The Obama administration is pumping $19 billion into the healthcare industry to help defray the costs of digitizing medical records and enable collaboration amongst medical providers. Electronic medical records promise greater efficiency and productivity, but healthcare providers are worried about their liability resulting from software errors. Those concerns could create a barrier to sales for solution providers.
These liability concerns are keeping many physicians from investing in EMR systems. According to federal authorities, only one in four physicians has adopted EMR. And those adopters are typically confined to large medical practices.
Yesterday, the Institute of Medicine – the company contracted by the government to review EMR adoption and implementation – convened the first meeting of its Committed on Patient Safety and Health Information Technology. At issue is who should be liable for errors resulting from software defects and system malfunctions.
Standard software licensing agreements absolve the manufacturer of any liability or responsibility for damages caused by coding errors, security vulnerabilities or misuse. It’s a legal “caveat emptor”. This is why companies like Microsoft, Oracle and Adobe are not responsible for the ill-effects of vulnerabilities in their software. In the healthcare world, this standard insulating language extends beyond software performance and business operations to the errors in medical services that could affect patient lives. The American Medical Informatics Association has called the “hold harmless” clause “unethical”.
What’s concerning to the government and prompted the inquiry by the Institute for Medicine is the number of errors attributed to EMR. The Federal Drug Administration says it’s received 260 reports of EMR errors “with the potential for patient harm”. Of those reports, six resulted in death.

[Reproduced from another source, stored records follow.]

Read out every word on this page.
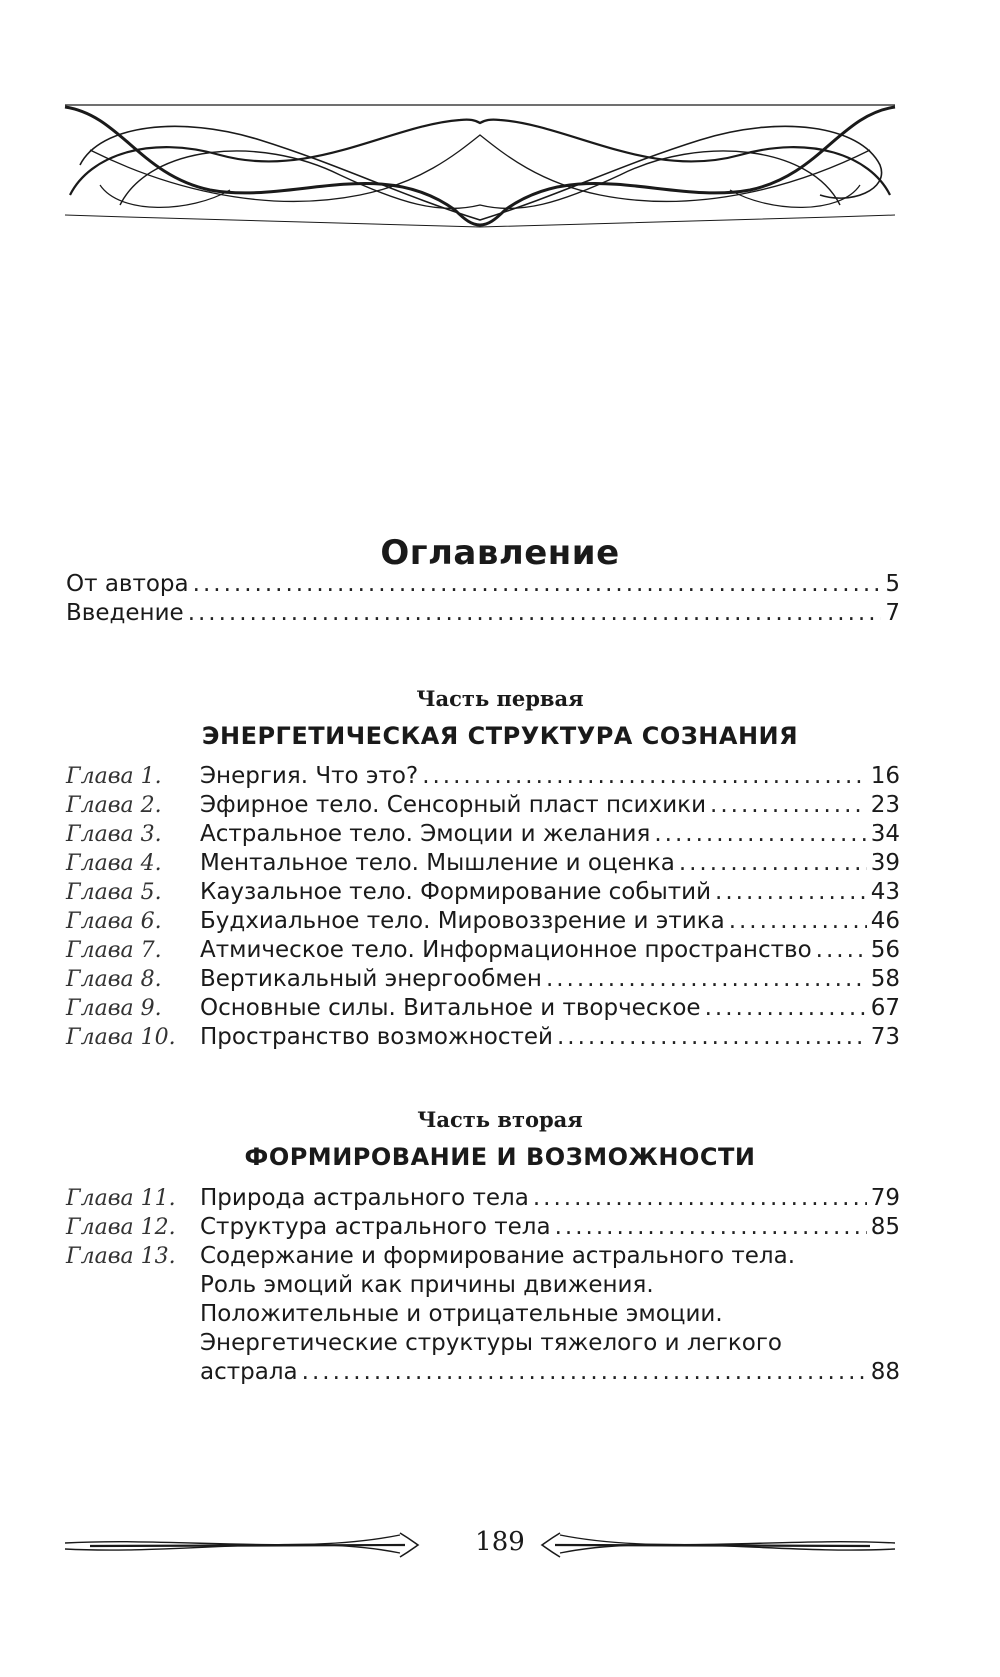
Оглавление
От автора .....	5
Введение .....	7
Часть первая
ЭНЕРГЕТИЧЕСКАЯ СТРУКТУРА СОЗНАНИЯ
Глава 1.	Энергия. Что это? .....	16
Глава 2.	Эфирное тело. Сенсорный пласт психики .....	23
Глава 3.	Астральное тело. Эмоции и желания .....	34
Глава 4.	Ментальное тело. Мышление и оценка .....	39
Глава 5.	Каузальное тело. Формирование событий .....	43
Глава 6.	Будхиальное тело. Мировоззрение и этика .....	46
Глава 7.	Атмическое тело. Информационное пространство .....	56
Глава 8.	Вертикальный энергообмен .....	58
Глава 9.	Основные силы. Витальное и творческое .....	67
Глава 10.	Пространство возможностей .....	73
Часть вторая
ФОРМИРОВАНИЕ И ВОЗМОЖНОСТИ
Глава 11.	Природа астрального тела .....	79
Глава 12.	Структура астрального тела .....	85
Глава 13.	Содержание и формирование астрального тела.
Роль эмоций как причины движения.
Положительные и отрицательные эмоции.
Энергетические структуры тяжелого и легкого
астрала .....	88
189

Studies have found EMR (or as some call “electronic health records”) are more about improved information than productivity. Studies show digital recordkeeping result in decrease diagnostic, prescription and treatment errors. Experts believe EMR problems are more a reflection of having more information to identify errors. The real problem, they say, are the vast majority of errors continue to go undetected.
Perhaps that’s part of the great EMR misnomer: productivity gains.EMR is supposed to result in productivity gains that free doctors and clinicians of tedious tasks associated with recordkeeping. One solution provider specializing in health practices says EMR actually detracts from productivity. Rather than racing through paper-based forms, doctors must wrestle with prescribed and detailed recordkeeping steps dictated by EMR systems. Completing entries takes more time, but results greater information accuracy.
Federal stimulus dollars for healthcare software systems will start flowing in earnest. What solution providers may find when they approach their doctors is a double-edge concern over productivity drains and increased liability exposure. These are two concerns that are not easily assuaged.